The key driver is not a typical seasonal slowdown but a security-and-access environment tied to the return of missiles to the emirate. That factor matters for travelers because occupancy rates typically reflect both business and leisure cancellations, weaker booking visibility, and tighter pricing power for hotels.
What travelers should take away
- Expect volatility on room availability and pricing. When occupancy collapses, some properties may discount heavily, while others may restrict inventory or staffing.
- Plan for schedule changes. Large-scale safety concerns often spill into flight patterns, ground operations, and onward connections.
- Confirm booking terms early. In periods of uncertainty, check cancellation windows and rebooking policies before committing nonrefundable rates.

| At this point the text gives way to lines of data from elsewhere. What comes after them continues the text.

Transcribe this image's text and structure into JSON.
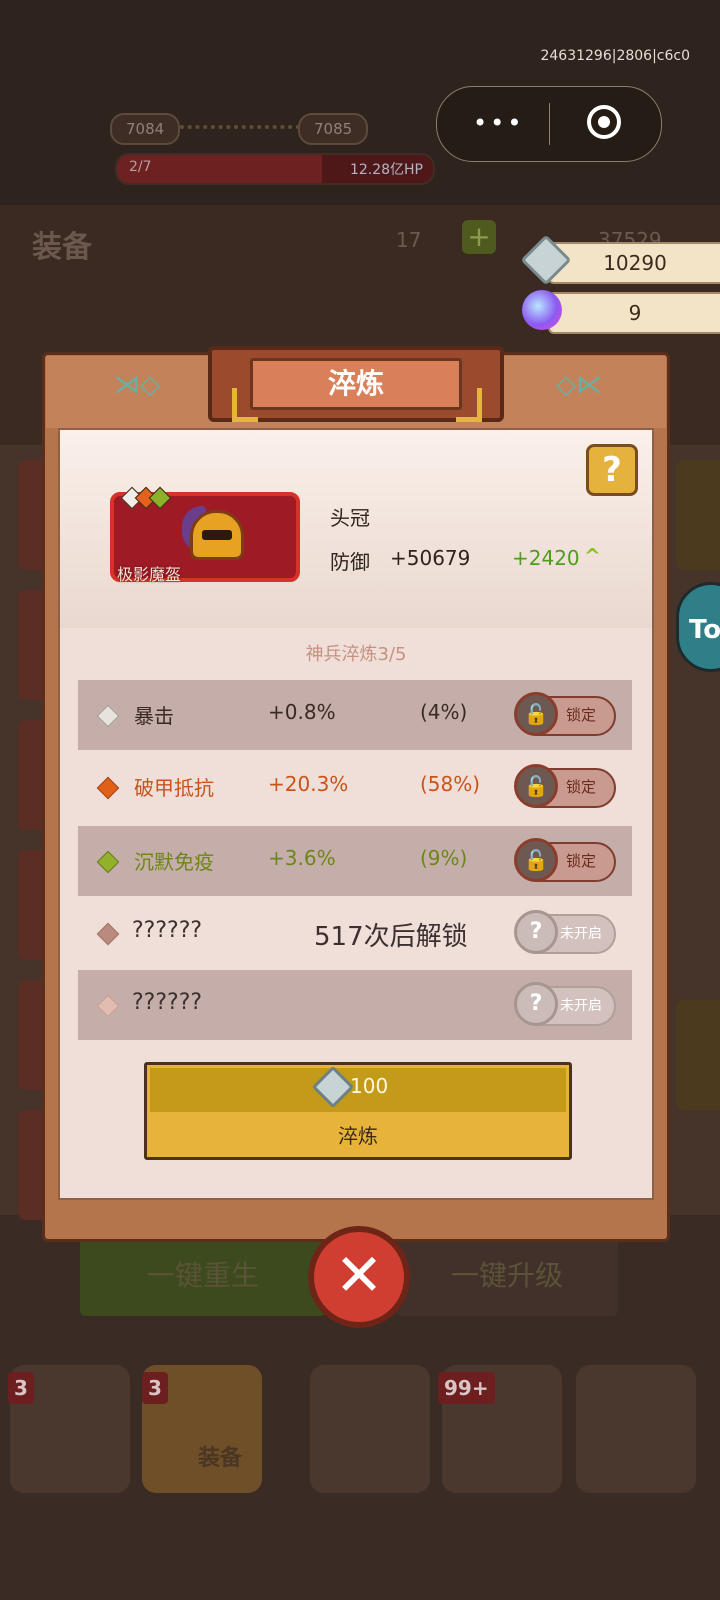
{
  "overlay": {
    "build_id": "24631296|2806|c6c0"
  },
  "capsule": {
    "more_glyph": "•••"
  },
  "stage": {
    "level_current": "7084",
    "level_next": "7085",
    "wave": "2/7",
    "boss_hp": "12.28亿HP"
  },
  "equip_panel": {
    "title": "装备",
    "count": "17",
    "gold": "37529"
  },
  "resources": {
    "crystal": "10290",
    "orb": "9"
  },
  "side_tab": "To",
  "modal": {
    "title": "淬炼",
    "help_glyph": "?",
    "item": {
      "name": "极影魔盔",
      "slot": "头冠",
      "stat_label": "防御",
      "stat_value": "+50679",
      "stat_bonus": "+2420",
      "up_arrow": "^"
    },
    "progress": "神兵淬炼3/5",
    "attributes": [
      {
        "name": "暴击",
        "value": "+0.8%",
        "percent": "(4%)",
        "color": "#3b2a24",
        "gem": "#e8e2dc",
        "lock_label": "锁定"
      },
      {
        "name": "破甲抵抗",
        "value": "+20.3%",
        "percent": "(58%)",
        "color": "#c8541a",
        "gem": "#e0601a",
        "lock_label": "锁定"
      },
      {
        "name": "沉默免疫",
        "value": "+3.6%",
        "percent": "(9%)",
        "color": "#6d8618",
        "gem": "#93b02a",
        "lock_label": "锁定"
      }
    ],
    "locked_rows": [
      {
        "name": "??????",
        "note": "517次后解锁",
        "state": "未开启"
      },
      {
        "name": "??????",
        "note": "",
        "state": "未开启"
      }
    ],
    "refine_cost": "100",
    "refine_button": "淬炼",
    "close_glyph": "✕"
  },
  "bottom_actions": {
    "rebirth": "一键重生",
    "upgrade": "一键升级"
  },
  "bottom_nav": {
    "badges": [
      "3",
      "3",
      "99+"
    ],
    "active_label": "装备"
  },
  "colors": {
    "accent_gold": "#e8b33b",
    "close_red": "#cf3e30",
    "bonus_green": "#4f9c1e"
  }
}
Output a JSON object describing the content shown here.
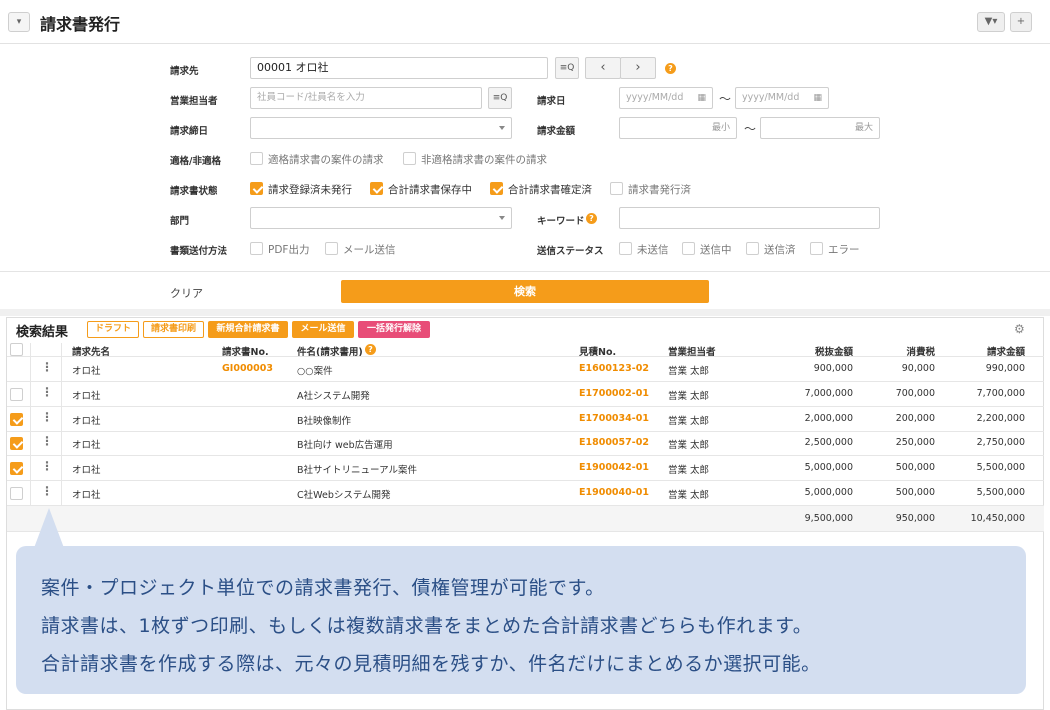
{
  "header": {
    "title": "請求書発行",
    "toggle_icon": "▾",
    "filter_icon": "▼▾",
    "folder_icon": "+"
  },
  "form": {
    "invoice_to_label": "請求先",
    "invoice_to_value": "00001 オロ社",
    "sales_rep_label": "営業担当者",
    "sales_rep_placeholder": "社員コード/社員名を入力",
    "invoice_date_label": "請求日",
    "date_placeholder": "yyyy/MM/dd",
    "tilde": "〜",
    "closing_date_label": "請求締日",
    "amount_label": "請求金額",
    "amount_min": "最小",
    "amount_max": "最大",
    "eligible_label": "適格/非適格",
    "eligible_options": [
      "適格請求書の案件の請求",
      "非適格請求書の案件の請求"
    ],
    "status_label": "請求書状態",
    "status_options": [
      {
        "label": "請求登録済未発行",
        "checked": true
      },
      {
        "label": "合計請求書保存中",
        "checked": true
      },
      {
        "label": "合計請求書確定済",
        "checked": true
      },
      {
        "label": "請求書発行済",
        "checked": false
      }
    ],
    "dept_label": "部門",
    "keyword_label": "キーワード",
    "send_method_label": "書類送付方法",
    "send_methods": [
      "PDF出力",
      "メール送信"
    ],
    "send_status_label": "送信ステータス",
    "send_statuses": [
      "未送信",
      "送信中",
      "送信済",
      "エラー"
    ],
    "clear_label": "クリア",
    "search_label": "検索"
  },
  "results": {
    "title": "検索結果",
    "tags": [
      "ドラフト",
      "請求書印刷",
      "新規合計請求書",
      "メール送信",
      "一括発行解除"
    ],
    "columns": [
      "請求先名",
      "請求書No.",
      "件名(請求書用)",
      "見積No.",
      "営業担当者",
      "税抜金額",
      "消費税",
      "請求金額"
    ],
    "rows": [
      {
        "checked": false,
        "hidden_cb": true,
        "client": "オロ社",
        "invoice_no": "GI000003",
        "subject": "○○案件",
        "quote_no": "E1600123-02",
        "rep": "営業 太郎",
        "net": "900,000",
        "tax": "90,000",
        "total": "990,000"
      },
      {
        "checked": false,
        "hidden_cb": false,
        "client": "オロ社",
        "invoice_no": "",
        "subject": "A社システム開発",
        "quote_no": "E1700002-01",
        "rep": "営業 太郎",
        "net": "7,000,000",
        "tax": "700,000",
        "total": "7,700,000"
      },
      {
        "checked": true,
        "hidden_cb": false,
        "client": "オロ社",
        "invoice_no": "",
        "subject": "B社映像制作",
        "quote_no": "E1700034-01",
        "rep": "営業 太郎",
        "net": "2,000,000",
        "tax": "200,000",
        "total": "2,200,000"
      },
      {
        "checked": true,
        "hidden_cb": false,
        "client": "オロ社",
        "invoice_no": "",
        "subject": "B社向け web広告運用",
        "quote_no": "E1800057-02",
        "rep": "営業 太郎",
        "net": "2,500,000",
        "tax": "250,000",
        "total": "2,750,000"
      },
      {
        "checked": true,
        "hidden_cb": false,
        "client": "オロ社",
        "invoice_no": "",
        "subject": "B社サイトリニューアル案件",
        "quote_no": "E1900042-01",
        "rep": "営業 太郎",
        "net": "5,000,000",
        "tax": "500,000",
        "total": "5,500,000"
      },
      {
        "checked": false,
        "hidden_cb": false,
        "client": "オロ社",
        "invoice_no": "",
        "subject": "C社Webシステム開発",
        "quote_no": "E1900040-01",
        "rep": "営業 太郎",
        "net": "5,000,000",
        "tax": "500,000",
        "total": "5,500,000"
      }
    ],
    "totals": {
      "net": "9,500,000",
      "tax": "950,000",
      "total": "10,450,000"
    }
  },
  "callout": {
    "lines": [
      "案件・プロジェクト単位での請求書発行、債権管理が可能です。",
      "請求書は、1枚ずつ印刷、もしくは複数請求書をまとめた合計請求書どちらも作れます。",
      "合計請求書を作成する際は、元々の見積明細を残すか、件名だけにまとめるか選択可能。"
    ]
  },
  "colors": {
    "accent": "#f59c1a",
    "pink": "#e84d78",
    "callout_bg": "#d3def0",
    "callout_text": "#2b4f86"
  }
}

Even with the forecast, it doesn’t automatically mean every stay is disrupted—individual hotels, neighborhoods, and booking channels may perform very differently. But the magnitude of the occupancy forecast signals that Dubai’s hospitality demand is being hit broadly, not just in a narrow segment.
For trip planners, the most practical approach is to monitor live availability for your dates, choose flexible rates where possible, and review airline disruption coverage and rebooking options ahead of departure. If you’re traveling for work, validate whether corporate travel policies have changed in response to the security environment.